Antibiotics have revolutionized life saving medicine by providing cure for many number of life threatening diseases in human history, unexpectedly, many pathogenic microorganisms have developed resistant towards current antibiotic and this trend has become more and more serious. Hence the present study has been aimed to find out new marine derived antibiotic from Prosobranch mollusc Purpura persica. The whole body crude extract of methanol was partially purified by normal phase silica gel 160-120 mesh (Glaxo, Bombay) column chromatography with low polar to high polar solvent Hexane: Chloroform (F1); Chloroform (F2); Benzene (F3); Benzene: Methanol (F4), and Methanol F5). The antimicrobial activity of crude and eluted fractions were assayed against ten bacterial pathogens viz Aeromonas hydrophila, Bacillus cereus, Escherichia coli, Pseudomonas aerogenosa, Salmnella typhi, Shigella flexneri, Vibrio cholera 0139, Vibrio cholera classical, Vibrio cholerae 01790 and Vibrio cholerae EITOR and nine fungal pathogens viz.

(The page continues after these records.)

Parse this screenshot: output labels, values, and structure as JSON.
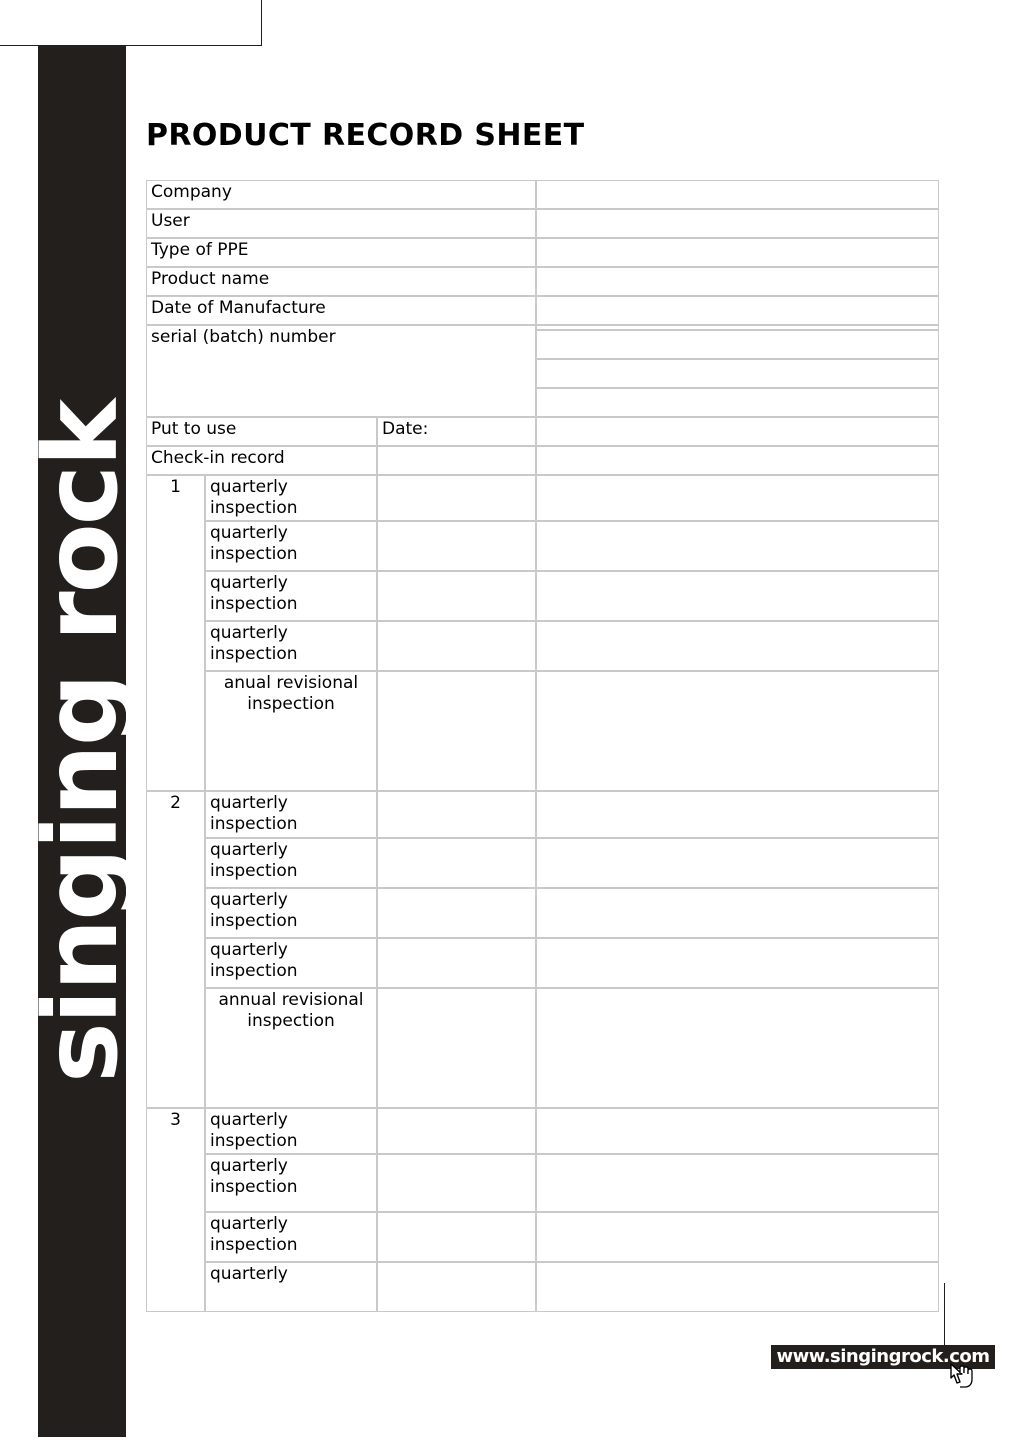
{
  "brand": {
    "sidebar_text": "singing rock",
    "website_banner": "www.singingrock.com",
    "banner_bg": "#231f1c",
    "sidebar_bg": "#231f1c"
  },
  "page": {
    "title": "PRODUCT RECORD SHEET",
    "border_color": "#c9c9c9"
  },
  "cursor": {
    "icon": "pointing-hand-cursor"
  },
  "form": {
    "fields": [
      {
        "label": "Company",
        "value": ""
      },
      {
        "label": "User",
        "value": ""
      },
      {
        "label": "Type of PPE",
        "value": ""
      },
      {
        "label": "Product name",
        "value": ""
      },
      {
        "label": "Date of Manufacture",
        "value": ""
      }
    ],
    "serial": {
      "label": "serial (batch) number",
      "entries": [
        "",
        "",
        "",
        ""
      ]
    },
    "put_to_use": {
      "label": "Put to use",
      "date_label": "Date:",
      "value": ""
    },
    "check_in_record": {
      "label": "Check-in record",
      "date_value": "",
      "note_value": ""
    },
    "groups": [
      {
        "number": "1",
        "rows": [
          {
            "label_line1": "quarterly",
            "label_line2": "inspection",
            "date": "",
            "note": ""
          },
          {
            "label_line1": "quarterly",
            "label_line2": "inspection",
            "date": "",
            "note": ""
          },
          {
            "label_line1": "quarterly",
            "label_line2": "inspection",
            "date": "",
            "note": ""
          },
          {
            "label_line1": "quarterly",
            "label_line2": "inspection",
            "date": "",
            "note": ""
          }
        ],
        "annual": {
          "label_line1": "anual revisional",
          "label_line2": "inspection",
          "date": "",
          "note": ""
        }
      },
      {
        "number": "2",
        "rows": [
          {
            "label_line1": "quarterly",
            "label_line2": "inspection",
            "date": "",
            "note": ""
          },
          {
            "label_line1": "quarterly",
            "label_line2": "inspection",
            "date": "",
            "note": ""
          },
          {
            "label_line1": "quarterly",
            "label_line2": "inspection",
            "date": "",
            "note": ""
          },
          {
            "label_line1": "quarterly",
            "label_line2": "inspection",
            "date": "",
            "note": ""
          }
        ],
        "annual": {
          "label_line1": "annual revisional",
          "label_line2": "inspection",
          "date": "",
          "note": ""
        }
      },
      {
        "number": "3",
        "rows": [
          {
            "label_line1": "quarterly",
            "label_line2": "inspection",
            "date": "",
            "note": ""
          },
          {
            "label_line1": "quarterly",
            "label_line2": "inspection",
            "date": "",
            "note": ""
          },
          {
            "label_line1": "quarterly",
            "label_line2": "inspection",
            "date": "",
            "note": ""
          },
          {
            "label_line1": "quarterly",
            "label_line2": "",
            "date": "",
            "note": ""
          }
        ]
      }
    ]
  }
}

Aspergillus flavus, Aspergillus terreus, Aspergillus niger, Aspergillus fumigatus, Fusarium moniliforme, Trichoderma sp. Penicillium citrinum, Penicillium oxallicum and Rhizopus sp. respectively using the agar disc diffusion method. To find out the most probable antibiotic compound HPLC and GC-MS studies were carried out. Among the tested bacterial pathogens S. typhi, P. aerogenosa, S. flexneri and B. cereus and fungal pathogens A. fumigatus, A. terreus, F. moniliforme and Trichoderma sp. showed inhibition in growth by crude, F2, F3 and F5 fractions of P. persica respectively. The GC-MS and HPLC analysis revealed the presence chloridate cholest-5-en-3-01(3a) - carbano chloridate, a chloride compound 9, 12-octadecadienoyn chloride (z, z), and a cholest-5-en-3-ol(3)-carbonochloridate, eugenol, dibutyl phthalate, 1,2-Benzenedicarboxylic acid, diisooctyl ester and Phthalic acid, bis (7-methyloctyl) ester, and a steroid cholest-5-ene, 3-bromo-(3a), 2-piperidinone a monoterpene azulene, a fluro compound acetic acid, tri fluro- tetradecyl which were responsible for inhibiting the growth of microbes tested and the present test organism P. persica have great potential for developing useful drugs.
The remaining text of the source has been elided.